From: Alexander Shishkin
Date: Mon Mar 14 2016 - 10:04:56 EST


Peter Zijlstra <peterz@xxxxxxxxxxxxx> writes:

> On Fri, Mar 04, 2016 at 03:42:46PM +0200, Alexander Shishkin wrote:
>> @@ -4649,10 +4679,22 @@ static void perf_mmap_close(struct vm_area_struct *vma)
>> */
>> if (rb_has_aux(rb) && vma->vm_pgoff == rb->aux_pgoff &&
>> atomic_dec_and_mutex_lock(&rb->aux_mmap_count, &event->mmap_mutex)) {
>> + /*
>> + * Stop all aux events that are writing to this here buffer,
>> + * so that we can free its aux pages and corresponding pmu
>> + * data. Note that after rb::aux_mmap_count dropped to zero,
>> + * they won't start any more (see perf_aux_output_begin()).
>> + */
>> + perf_pmu_output_stop(event);
>
> So to me it seems like we're interested in rb, we don't particularly
> care about @event in this case.

Yeah, @event is used only for its rb and pmu down this path.

>> + if (!has_aux(event))
>> + return;
>> +
>
> if (!parent)
> parent = event;
>
>> + if (rcu_dereference(event->rb) == rb)
> s/event/parent/
>
>> + ro->err = __perf_event_stop(event);
>
>> + else if (parent && rcu_dereference(parent->rb) == rb)
>> + ro->err = __perf_event_stop(event);
>
> and these can go.. However..

You're right: it's the parent that's got the ->rb, but it may well be
the child that's actually running and writing data there. So we need to
stop any running children. I think I actually broke this bit since the
previous version, because there needs to be a comment about it.

>
>> +}
>> +
>> +static int __perf_pmu_output_stop(void *info)
>> +{
>> + struct perf_event *event = info;
>> + struct pmu *pmu = event->pmu;
>> + struct perf_cpu_context *cpuctx = get_cpu_ptr(pmu->pmu_cpu_context);
>> + struct remote_output ro = {
>> + .rb = event->rb,
>> + };
>> +
>> + rcu_read_lock();
>> + perf_event_aux_ctx(&cpuctx->ctx, __perf_event_output_stop, &ro);
>> + if (cpuctx->task_ctx)
>> + perf_event_aux_ctx(cpuctx->task_ctx, __perf_event_output_stop,
>> + &ro);
>> + rcu_read_unlock();
>> +
>> + return ro.err;
>> +}
>> +
>> +static void perf_pmu_output_stop(struct perf_event *event)
>> +{
>> + int cpu, err;
>> +
>> + /* better be thorough */
>> + get_online_cpus();
>> +restart:
>> + for_each_online_cpu(cpu) {
>> + err = cpu_function_call(cpu, __perf_pmu_output_stop, event);
>> + if (err)
>> + goto restart;
>> + }
>> + put_online_cpus();
>> +}
>
> This seems wildly overkill, could we not iterate rb->event_list like we
> do for the normal buffer?

Actually we can. One problem though is that iterating rb::event_list
requires rcu read section or irqsafe rb::event_lock and we need to send
IPIs. The normal buffer case tears down the rb::event_list as it goes,
so it can close the rcu read section right after it fetches one event
from it. In this case however, we must keep the list intact.

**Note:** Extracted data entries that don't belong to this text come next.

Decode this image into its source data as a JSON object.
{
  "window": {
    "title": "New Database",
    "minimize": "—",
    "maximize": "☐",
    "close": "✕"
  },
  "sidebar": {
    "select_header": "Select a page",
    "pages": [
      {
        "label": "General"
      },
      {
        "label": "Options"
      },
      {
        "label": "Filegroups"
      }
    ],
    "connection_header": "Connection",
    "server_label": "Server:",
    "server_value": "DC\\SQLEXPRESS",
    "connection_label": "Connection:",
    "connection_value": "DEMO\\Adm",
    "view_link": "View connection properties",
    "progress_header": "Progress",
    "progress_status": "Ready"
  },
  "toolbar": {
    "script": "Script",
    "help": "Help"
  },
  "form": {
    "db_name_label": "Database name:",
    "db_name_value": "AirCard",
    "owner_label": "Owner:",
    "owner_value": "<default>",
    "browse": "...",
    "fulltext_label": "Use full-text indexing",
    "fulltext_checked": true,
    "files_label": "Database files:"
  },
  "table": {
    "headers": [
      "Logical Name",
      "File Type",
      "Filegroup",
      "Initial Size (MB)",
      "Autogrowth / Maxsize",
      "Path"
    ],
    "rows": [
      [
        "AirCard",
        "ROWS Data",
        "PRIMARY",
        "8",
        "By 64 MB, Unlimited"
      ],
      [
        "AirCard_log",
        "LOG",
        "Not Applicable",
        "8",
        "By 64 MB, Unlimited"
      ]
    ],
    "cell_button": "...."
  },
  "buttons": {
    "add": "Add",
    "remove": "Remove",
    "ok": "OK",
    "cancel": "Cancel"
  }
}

> Sure, we need to IPI for each event found, but that seems better than
> unconditionally sending IPIs to all CPUs.

Actually, won't it "often" be the case that the number of events will be
a multiple of the number of cpus? The usual use case being one event per
task per cpu and inheritance enabled. In this case we'll zap multiple
events per IPI.

Regards,
--
Alex